Walther et al. (2014) discuss the remediation potential of a salinised coastal aquifer in the Middle East. Starting with a comparison of numerical models with laboratory experiments, potential problems are identified and conclusions are applied to a regional scale model. Visualisation techniques are also able to reveal potential ways for improving a model based on scarce data. Based on different parameterisations, the complex flow processes within the model region are then explored in an interactive 3D scene using a number of filters to highlight interesting aspects within the data.

Ling and Chen (2014) employ the Environmental Visualisation System for data interpretation and exploration of hydrogeological processes. Large amounts of environmental information within test sites are synthesised and analysed, focussing on contaminant distribution and remediation. Similar to the previous paper, visualisation is not only used for understanding and interpretation of the data but also to facilitate remedial and/or monitoring designs.

Liu et al. (2014) make use of 3D visualisation for an in-depth analysis of a large test field in the Three Gorges Reservoir Region in China that is prone to substantial landslides. Their model is to further the knowledge of landslide research in general based on this particular example. The data for this model are derived from an extensive database including not only GIS data but also statistical and physical parameters that can be incorporated into the 3D visualisation along with artificial tunnels for an inside view of the model.

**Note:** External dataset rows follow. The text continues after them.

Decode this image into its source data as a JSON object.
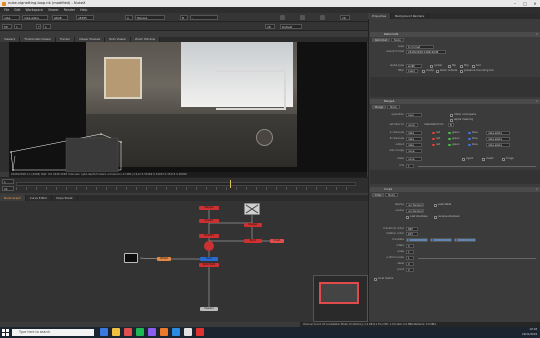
{
  "window": {
    "title": "nuke-vignetting-loop.nk (modified) - NukeX",
    "min": "–",
    "max": "□",
    "close": "×"
  },
  "menu": [
    "File",
    "Edit",
    "Workspace",
    "Viewer",
    "Render",
    "Help"
  ],
  "viewer_toolbar": {
    "layer": "rgba",
    "channel": "rgba.alpha",
    "colorspace": "sRGB",
    "zoom": "v8385",
    "input_a": "A",
    "input_node": "Merge1",
    "input_b": "B",
    "b_none": "-",
    "lock_label": "2D"
  },
  "viewer_toolbar2": {
    "fstop": "f/8",
    "fstop_val": "1",
    "gamma_label": "Y",
    "gamma_val": "1",
    "proxy": "2D",
    "frame_label": "Default"
  },
  "viewer_tabs": [
    "Viewer1",
    "Thumbnails Viewer",
    "Tracker",
    "Viewer Preview",
    "Roto Viewer",
    "Zoom Window"
  ],
  "viewer_status": "2448x2048 1:1 (2048)   Stat: 0:0 2448 2048 channels: rgba,depth,forward.u,forward.v        x=480 y=412   0.35169  0.34932  0.35215  0.00000",
  "timeline": {
    "frame": "1",
    "fps": "24",
    "start": "1",
    "end": "100",
    "mode": "Global"
  },
  "nodegraph_tabs": [
    {
      "label": "Node Graph",
      "active": true
    },
    {
      "label": "Curve Editor",
      "active": false
    },
    {
      "label": "Dope Sheet",
      "active": false
    }
  ],
  "nodes": [
    {
      "name": "Read1",
      "color": "#8e8e8e"
    },
    {
      "name": "Write2",
      "color": "#e08844"
    },
    {
      "name": "Transform1",
      "color": "#8ea4d4"
    },
    {
      "name": "Blur1",
      "color": "#cc3030"
    },
    {
      "name": "Grade1",
      "color": "#cc3030"
    },
    {
      "name": "Merge1",
      "color": "#cc3030"
    },
    {
      "name": "Merge2",
      "color": "#cc3030"
    },
    {
      "name": "Shuffle1",
      "color": "#cc3030"
    },
    {
      "name": "Reformat1",
      "color": "#cc3030"
    },
    {
      "name": "Viewer1",
      "color": "#bbbbbb"
    },
    {
      "name": "Dot1",
      "color": "#2a6bd0"
    },
    {
      "name": "Dot2",
      "color": "#cc3030"
    },
    {
      "name": "Crop1",
      "color": "#e04e4e"
    }
  ],
  "properties": {
    "tabs": [
      {
        "label": "Properties",
        "active": true
      },
      {
        "label": "Background Renders",
        "active": false
      }
    ],
    "reformat": {
      "title": "Reformat1",
      "tabs": [
        "Reformat",
        "Node"
      ],
      "type_label": "type",
      "type_val": "to format",
      "outfmt_label": "output format",
      "outfmt_val": "2448x2048 2448x2048",
      "resize_label": "resize type",
      "resize_val": "width",
      "center": "center",
      "flip": "flip",
      "flop": "flop",
      "turn": "turn",
      "filter_label": "filter",
      "filter_val": "Cubic",
      "clamp": "clamp",
      "black_outside": "black outside",
      "preserve": "preserve bounding box"
    },
    "merge": {
      "title": "Merge1",
      "tabs": [
        "Merge",
        "Node"
      ],
      "operation_label": "operation",
      "operation_val": "over",
      "video_colorspace": "Video colorspace",
      "alpha_masking": "alpha masking",
      "bbox_label": "set bbox to",
      "bbox_val": "union",
      "metadata_label": "metadata from",
      "metadata_val": "B",
      "achan_label": "A channels",
      "achan_val": "rgba",
      "bchan_label": "B channels",
      "bchan_val": "rgba",
      "output_label": "output",
      "output_val": "rgba",
      "red": "red",
      "green": "green",
      "blue": "blue",
      "alpha_a": "rgba.alpha",
      "alpha_b": "rgba.alpha",
      "alpha_out": "rgba.alpha",
      "also_label": "also merge",
      "also_val": "none",
      "mask_label": "mask",
      "mask_val": "none",
      "inject": "inject",
      "invert": "invert",
      "fringe": "fringe",
      "mix_label": "mix",
      "mix_val": "1"
    },
    "crop": {
      "title": "Crop1",
      "tabs": [
        "Crop",
        "Node"
      ],
      "display_label": "display",
      "display_val": "unchanged",
      "render_label": "render",
      "render_val": "unchanged",
      "selectable": "selectable",
      "shadows": "cast shadows",
      "receive": "receive shadows",
      "order_label": "transform order",
      "order_val": "SRT",
      "rot_label": "rotation order",
      "rot_val": "ZXY",
      "translate_label": "translate",
      "translate_x": "0",
      "translate_y": "0",
      "translate_z": "0",
      "rotate_label": "rotate",
      "rotate_val": "0",
      "scale_label": "scale",
      "scale_val": "1",
      "uniform_label": "uniform scale",
      "uniform_val": "1",
      "skew_label": "skew",
      "skew_val": "0",
      "pivot_label": "pivot",
      "pivot_val": "0",
      "local_matrix": "local matrix"
    }
  },
  "status_bar": "Channel Count: 23  Localization Mode: On  Memory: 1.4 GB (11.3%)  CPU: 1.4%  Disk: 0.0 MB/s  Network: 0.0 MB/s",
  "taskbar": {
    "search": "Type here to search",
    "time": "10:18",
    "date": "20/11/2019",
    "apps": [
      "#3a7ae0",
      "#f0c040",
      "#e04e4e",
      "#1db954",
      "#8a5cf0",
      "#ec7a2a",
      "#2a8ce0",
      "#e2e2e2",
      "#e03030"
    ]
  }
}
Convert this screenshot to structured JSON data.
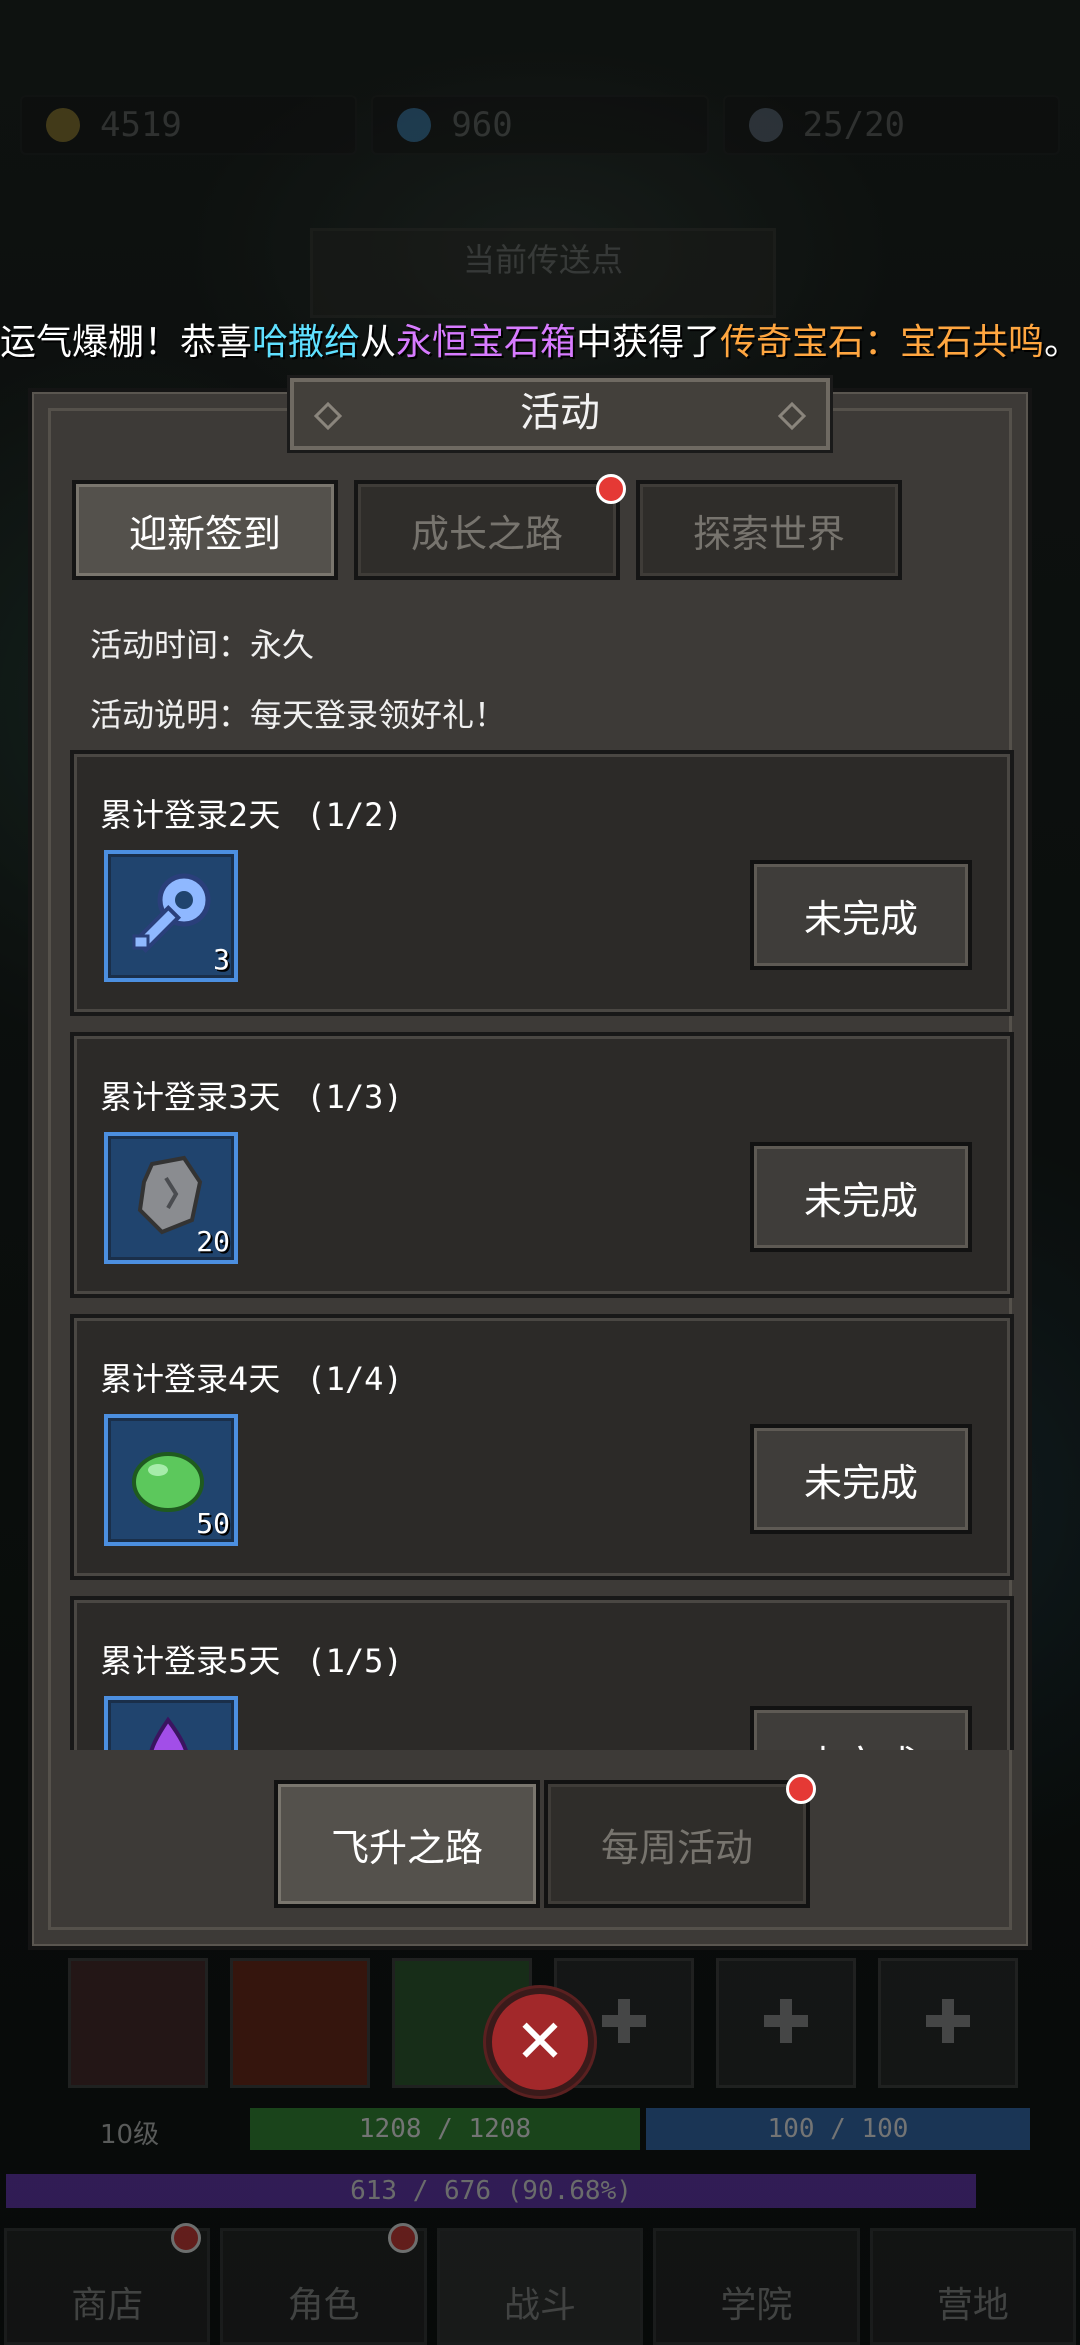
{
  "currencies": [
    {
      "icon": "gold-coin-icon",
      "value": "4519"
    },
    {
      "icon": "blue-gem-icon",
      "value": "960"
    },
    {
      "icon": "feather-icon",
      "value": "25/20"
    }
  ],
  "portal_label": "当前传送点",
  "marquee": {
    "prefix": "运气爆棚！恭喜",
    "player": "哈撒给",
    "from": "从",
    "source": "永恒宝石箱",
    "got": "中获得了",
    "item": "传奇宝石：宝石共鸣",
    "end": "。"
  },
  "panel": {
    "title": "活动",
    "tabs": [
      {
        "label": "迎新签到",
        "active": true,
        "badge": false
      },
      {
        "label": "成长之路",
        "active": false,
        "badge": true
      },
      {
        "label": "探索世界",
        "active": false,
        "badge": false
      }
    ],
    "time_label": "活动时间：永久",
    "desc_label": "活动说明：每天登录领好礼！",
    "tasks": [
      {
        "title": "累计登录2天",
        "progress": "(1/2)",
        "reward_icon": "blue-key-icon",
        "qty": "3",
        "status": "未完成"
      },
      {
        "title": "累计登录3天",
        "progress": "(1/3)",
        "reward_icon": "stone-ore-icon",
        "qty": "20",
        "status": "未完成"
      },
      {
        "title": "累计登录4天",
        "progress": "(1/4)",
        "reward_icon": "green-slime-icon",
        "qty": "50",
        "status": "未完成"
      },
      {
        "title": "累计登录5天",
        "progress": "(1/5)",
        "reward_icon": "purple-crystal-icon",
        "qty": "",
        "status": "未完成"
      }
    ],
    "bottom_tabs": [
      {
        "label": "飞升之路",
        "active": true,
        "badge": false
      },
      {
        "label": "每周活动",
        "active": false,
        "badge": true
      }
    ]
  },
  "close_label": "✕",
  "hud": {
    "level": "10级",
    "hp": "1208 / 1208",
    "mp": "100 / 100",
    "xp": "613 / 676 (90.68%)"
  },
  "nav": [
    {
      "label": "商店",
      "badge": true
    },
    {
      "label": "角色",
      "badge": true
    },
    {
      "label": "战斗",
      "badge": false
    },
    {
      "label": "学院",
      "badge": false
    },
    {
      "label": "营地",
      "badge": false
    }
  ],
  "colors": {
    "accent_red": "#e53935",
    "reward_frame": "#4c8fe0",
    "marquee_player": "#5fe0ff",
    "marquee_source": "#d77bff",
    "marquee_item": "#ffa640"
  }
}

Rink et al. (2014) propose an open-source framework for data exploration, integration and model setup to simulate hydrological phenomena. A number of common problem classes are discussed regarding the handling of missing or conflicting information. In addition, general techniques are suggested to present complex data collections from case studies to an outside audience.

Schimpf and Gossel (2014) propose a modular open-source framework to explore geological data. By supporting a large number of national and international standards for geological information as well as many established file formats, existing information is easily integrated and can be examined in 2D or 3D in combination with relevant parameters. In addition, it is possible to create virtual boreholes and cross sections from existing 3D models.

Finally, a technical paper by Bilke et al. (2014) illustrates the workflow and logistics for presenting data from a wide range of environmental case studies in an immersive virtual reality environment. It touches on the technical requirements, advances in recent years (such as the rise of head-mounted displays) and highlights the need for interdisciplinary cooperation for the creation of environmental studies.

The articles presented here highlight a number of benefits of visualisation for the exploration and analysis of complex environmental data and models. They also underscore how much interdisciplinary collaboration improves the understanding of the data itself as well as the processes and techniques necessary for an adequate presentation. We hope that this small selection of examples provides an incentive to other researchers to make use of visualisation techniques in their field of work for better insight into their data and processes as well as a tool for communication with others.